Always helpless, always asking for our protection, books and paintings are full of boys. I once read that Lady Di’s success was in her photos, impossible to take a bad photo of her because her helpless image aroused in the spectator the need to be her friend. The same happens with children main characters, when the book ends we continue having the need to be at their side.
Bartolomé Esteban Murillo, a Baroque Spanish painter, knew it. He worked for the Church and nobles but, in spite of it, whenever he could he transformed Virgins, Madeleines and Saints into girls and boys, preferably poor children… still more helpless.
From Bartolomé Esteban Murillo to Mark Twain exits a gap of centuries and countries. But Twain also understood how a child catch our feelings and imagination. “The adventures of Tom Sawyer” have been a best-seller from its publication in 1876 but his next novel (continuation of this one), “Adventures of Huckleberry Finn”, it was a major success since Huck is much more helpless than Tom as well as his problems and sufferings.

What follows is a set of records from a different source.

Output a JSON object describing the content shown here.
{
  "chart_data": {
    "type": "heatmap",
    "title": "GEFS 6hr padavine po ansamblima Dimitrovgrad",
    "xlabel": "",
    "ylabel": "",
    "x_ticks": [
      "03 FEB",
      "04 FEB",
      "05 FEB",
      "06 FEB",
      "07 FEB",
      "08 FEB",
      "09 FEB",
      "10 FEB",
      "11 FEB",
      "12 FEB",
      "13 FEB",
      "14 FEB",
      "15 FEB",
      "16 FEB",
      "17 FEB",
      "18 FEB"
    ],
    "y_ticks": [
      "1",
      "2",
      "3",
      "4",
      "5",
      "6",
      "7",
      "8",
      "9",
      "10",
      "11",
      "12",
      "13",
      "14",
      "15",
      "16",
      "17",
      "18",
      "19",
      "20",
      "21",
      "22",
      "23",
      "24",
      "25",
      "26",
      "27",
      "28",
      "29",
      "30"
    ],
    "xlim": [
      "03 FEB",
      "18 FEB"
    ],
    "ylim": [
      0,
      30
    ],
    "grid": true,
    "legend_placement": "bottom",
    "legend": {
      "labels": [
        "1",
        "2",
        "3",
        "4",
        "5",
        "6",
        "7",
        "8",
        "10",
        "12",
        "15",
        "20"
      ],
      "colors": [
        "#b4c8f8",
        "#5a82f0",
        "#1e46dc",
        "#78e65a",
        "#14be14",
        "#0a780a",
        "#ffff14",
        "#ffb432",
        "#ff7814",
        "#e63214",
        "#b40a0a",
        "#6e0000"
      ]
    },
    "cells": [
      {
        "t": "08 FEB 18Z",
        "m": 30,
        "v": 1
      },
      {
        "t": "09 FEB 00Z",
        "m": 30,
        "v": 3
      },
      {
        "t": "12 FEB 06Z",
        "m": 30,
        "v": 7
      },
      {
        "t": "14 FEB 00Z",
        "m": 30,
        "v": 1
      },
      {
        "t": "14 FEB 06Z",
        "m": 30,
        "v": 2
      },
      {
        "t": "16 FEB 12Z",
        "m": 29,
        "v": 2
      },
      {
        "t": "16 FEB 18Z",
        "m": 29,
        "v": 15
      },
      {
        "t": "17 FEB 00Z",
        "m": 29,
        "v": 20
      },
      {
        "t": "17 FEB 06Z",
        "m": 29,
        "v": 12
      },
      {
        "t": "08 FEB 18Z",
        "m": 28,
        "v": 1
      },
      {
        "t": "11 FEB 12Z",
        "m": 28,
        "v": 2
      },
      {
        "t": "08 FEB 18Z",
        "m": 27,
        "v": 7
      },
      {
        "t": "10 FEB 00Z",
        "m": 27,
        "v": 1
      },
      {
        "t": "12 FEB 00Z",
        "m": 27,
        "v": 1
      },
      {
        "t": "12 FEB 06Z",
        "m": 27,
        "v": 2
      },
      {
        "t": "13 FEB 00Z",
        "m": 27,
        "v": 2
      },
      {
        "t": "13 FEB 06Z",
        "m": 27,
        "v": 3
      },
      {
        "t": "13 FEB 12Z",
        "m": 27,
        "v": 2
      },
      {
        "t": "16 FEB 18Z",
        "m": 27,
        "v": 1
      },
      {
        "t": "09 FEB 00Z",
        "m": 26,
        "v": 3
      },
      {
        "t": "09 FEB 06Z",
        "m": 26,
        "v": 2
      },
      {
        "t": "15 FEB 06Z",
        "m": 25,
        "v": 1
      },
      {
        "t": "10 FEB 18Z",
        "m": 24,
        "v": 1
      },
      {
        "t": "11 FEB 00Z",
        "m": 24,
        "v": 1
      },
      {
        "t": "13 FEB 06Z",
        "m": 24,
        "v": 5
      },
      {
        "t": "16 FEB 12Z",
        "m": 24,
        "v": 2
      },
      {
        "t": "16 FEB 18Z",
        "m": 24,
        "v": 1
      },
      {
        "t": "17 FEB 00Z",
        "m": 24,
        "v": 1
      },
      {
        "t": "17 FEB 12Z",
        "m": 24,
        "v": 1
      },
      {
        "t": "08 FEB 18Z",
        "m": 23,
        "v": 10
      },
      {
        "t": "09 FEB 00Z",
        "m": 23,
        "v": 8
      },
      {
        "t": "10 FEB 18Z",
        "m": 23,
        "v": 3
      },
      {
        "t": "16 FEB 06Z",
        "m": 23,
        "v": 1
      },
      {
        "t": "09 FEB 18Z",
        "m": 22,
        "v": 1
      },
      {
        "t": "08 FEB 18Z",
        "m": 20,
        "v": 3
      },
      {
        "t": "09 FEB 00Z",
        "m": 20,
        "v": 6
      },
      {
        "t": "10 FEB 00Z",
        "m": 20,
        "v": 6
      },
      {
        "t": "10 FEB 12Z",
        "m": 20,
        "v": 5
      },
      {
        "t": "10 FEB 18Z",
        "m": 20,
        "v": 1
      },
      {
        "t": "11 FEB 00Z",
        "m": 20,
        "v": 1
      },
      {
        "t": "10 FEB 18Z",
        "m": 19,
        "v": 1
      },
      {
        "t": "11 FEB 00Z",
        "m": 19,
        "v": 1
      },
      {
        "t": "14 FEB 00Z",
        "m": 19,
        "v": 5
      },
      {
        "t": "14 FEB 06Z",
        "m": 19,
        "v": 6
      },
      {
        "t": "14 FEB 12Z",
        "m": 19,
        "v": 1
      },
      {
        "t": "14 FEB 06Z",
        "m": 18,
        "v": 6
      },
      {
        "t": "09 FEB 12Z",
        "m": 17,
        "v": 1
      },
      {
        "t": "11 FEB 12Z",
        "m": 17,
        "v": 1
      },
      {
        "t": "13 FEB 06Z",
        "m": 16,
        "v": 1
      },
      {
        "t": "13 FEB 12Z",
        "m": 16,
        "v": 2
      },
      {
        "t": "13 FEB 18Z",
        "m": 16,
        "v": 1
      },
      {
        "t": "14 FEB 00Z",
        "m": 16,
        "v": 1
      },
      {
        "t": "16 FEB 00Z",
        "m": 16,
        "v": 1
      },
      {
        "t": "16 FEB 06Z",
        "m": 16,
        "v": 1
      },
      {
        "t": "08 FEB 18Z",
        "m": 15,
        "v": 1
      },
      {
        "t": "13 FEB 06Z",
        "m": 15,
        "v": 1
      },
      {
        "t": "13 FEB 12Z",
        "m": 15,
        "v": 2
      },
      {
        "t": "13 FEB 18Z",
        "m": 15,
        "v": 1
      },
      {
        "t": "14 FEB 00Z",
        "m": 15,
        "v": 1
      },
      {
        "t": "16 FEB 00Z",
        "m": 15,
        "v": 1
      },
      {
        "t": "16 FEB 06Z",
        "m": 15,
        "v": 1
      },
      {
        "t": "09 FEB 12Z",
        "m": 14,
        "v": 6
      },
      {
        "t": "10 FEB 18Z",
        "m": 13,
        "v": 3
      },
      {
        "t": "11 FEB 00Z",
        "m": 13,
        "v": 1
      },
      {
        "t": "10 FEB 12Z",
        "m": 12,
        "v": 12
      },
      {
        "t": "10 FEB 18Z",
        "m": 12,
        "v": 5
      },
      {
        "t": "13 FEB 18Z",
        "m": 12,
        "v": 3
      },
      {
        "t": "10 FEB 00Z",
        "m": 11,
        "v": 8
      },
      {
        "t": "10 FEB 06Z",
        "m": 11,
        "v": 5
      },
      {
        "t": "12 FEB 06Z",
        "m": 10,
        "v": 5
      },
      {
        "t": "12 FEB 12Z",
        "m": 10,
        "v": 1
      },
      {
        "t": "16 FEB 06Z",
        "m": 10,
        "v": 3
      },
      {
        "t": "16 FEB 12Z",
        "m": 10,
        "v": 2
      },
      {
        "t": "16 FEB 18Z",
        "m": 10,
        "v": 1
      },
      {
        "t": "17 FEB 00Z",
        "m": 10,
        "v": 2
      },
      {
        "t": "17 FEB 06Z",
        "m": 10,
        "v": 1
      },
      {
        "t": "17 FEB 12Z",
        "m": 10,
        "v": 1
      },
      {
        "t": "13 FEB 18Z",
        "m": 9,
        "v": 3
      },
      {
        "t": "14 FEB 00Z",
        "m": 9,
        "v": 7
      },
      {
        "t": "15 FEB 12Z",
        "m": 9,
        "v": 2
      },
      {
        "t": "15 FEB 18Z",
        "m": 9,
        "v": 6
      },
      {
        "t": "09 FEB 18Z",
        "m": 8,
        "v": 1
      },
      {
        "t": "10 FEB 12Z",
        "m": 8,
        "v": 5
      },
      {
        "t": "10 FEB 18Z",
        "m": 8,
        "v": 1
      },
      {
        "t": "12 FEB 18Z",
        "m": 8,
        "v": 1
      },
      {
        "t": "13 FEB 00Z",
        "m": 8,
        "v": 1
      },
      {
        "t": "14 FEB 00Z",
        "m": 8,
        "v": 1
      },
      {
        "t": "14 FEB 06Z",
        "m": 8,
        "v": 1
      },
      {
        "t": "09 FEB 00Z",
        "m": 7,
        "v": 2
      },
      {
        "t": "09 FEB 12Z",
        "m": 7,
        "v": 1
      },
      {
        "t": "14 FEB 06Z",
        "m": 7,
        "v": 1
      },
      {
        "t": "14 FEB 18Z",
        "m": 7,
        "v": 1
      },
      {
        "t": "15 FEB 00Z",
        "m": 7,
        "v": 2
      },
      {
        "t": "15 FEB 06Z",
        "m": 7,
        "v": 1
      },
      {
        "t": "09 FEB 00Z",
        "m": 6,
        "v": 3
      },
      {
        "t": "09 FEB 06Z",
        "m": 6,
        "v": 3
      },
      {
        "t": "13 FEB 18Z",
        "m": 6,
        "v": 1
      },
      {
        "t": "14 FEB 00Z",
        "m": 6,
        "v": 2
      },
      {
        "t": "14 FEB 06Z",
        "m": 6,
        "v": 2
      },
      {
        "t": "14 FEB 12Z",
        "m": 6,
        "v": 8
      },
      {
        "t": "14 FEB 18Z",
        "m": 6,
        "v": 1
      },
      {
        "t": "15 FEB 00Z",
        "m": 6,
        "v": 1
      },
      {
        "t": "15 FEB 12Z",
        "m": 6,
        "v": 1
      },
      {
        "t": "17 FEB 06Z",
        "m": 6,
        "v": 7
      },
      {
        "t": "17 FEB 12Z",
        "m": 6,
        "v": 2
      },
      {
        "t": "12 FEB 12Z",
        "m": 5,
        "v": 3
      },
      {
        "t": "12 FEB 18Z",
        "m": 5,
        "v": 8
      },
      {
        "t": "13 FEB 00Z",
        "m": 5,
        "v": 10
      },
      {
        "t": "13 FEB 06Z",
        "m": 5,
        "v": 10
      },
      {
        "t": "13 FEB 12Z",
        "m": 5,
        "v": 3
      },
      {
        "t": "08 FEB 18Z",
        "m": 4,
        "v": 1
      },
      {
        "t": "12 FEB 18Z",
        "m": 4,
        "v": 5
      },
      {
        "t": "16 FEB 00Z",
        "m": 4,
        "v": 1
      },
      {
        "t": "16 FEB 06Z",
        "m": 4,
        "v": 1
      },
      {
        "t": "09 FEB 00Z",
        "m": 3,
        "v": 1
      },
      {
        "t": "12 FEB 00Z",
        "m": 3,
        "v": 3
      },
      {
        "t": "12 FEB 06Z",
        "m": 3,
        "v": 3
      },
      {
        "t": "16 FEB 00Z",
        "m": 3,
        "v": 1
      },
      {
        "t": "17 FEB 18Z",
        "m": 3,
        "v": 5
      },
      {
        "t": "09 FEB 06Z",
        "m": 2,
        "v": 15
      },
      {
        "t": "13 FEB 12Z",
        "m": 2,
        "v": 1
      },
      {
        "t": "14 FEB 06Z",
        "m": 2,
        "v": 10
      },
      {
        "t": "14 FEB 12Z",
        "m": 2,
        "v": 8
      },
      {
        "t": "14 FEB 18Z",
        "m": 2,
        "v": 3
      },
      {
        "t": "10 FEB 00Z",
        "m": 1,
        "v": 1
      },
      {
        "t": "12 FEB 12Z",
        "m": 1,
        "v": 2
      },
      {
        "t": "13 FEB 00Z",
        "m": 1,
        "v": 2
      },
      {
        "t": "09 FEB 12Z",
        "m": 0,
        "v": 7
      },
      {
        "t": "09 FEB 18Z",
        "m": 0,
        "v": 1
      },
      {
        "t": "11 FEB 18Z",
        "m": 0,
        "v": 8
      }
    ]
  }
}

How many comics, films or cartoons have been made of both books? Countless.
Psychologists used to say the worst time for a person is adolescence, when all the contradictions are present. Maybe, but if you need a living, if you don’t have food or a place to rest or an adult who takes care of you: then, childhood is worst, and readers or spectators feel into the skin of this scabby cripple boys who are eating melon or bread in Murillo’s paintings.
Recently, other children main characters have had great success: “Harry Potter”, “The boy in the Striped Pajamas” or even “Millenium”, because what moves us of Lisbeth Salander is her childhood, not her present of strong clever woman.
I am going to read “Oliver Twist” by Dickens again and maybe “Alice in Wonderland”. Perhaps I will find inspiration and I can write about a child and I will be famous.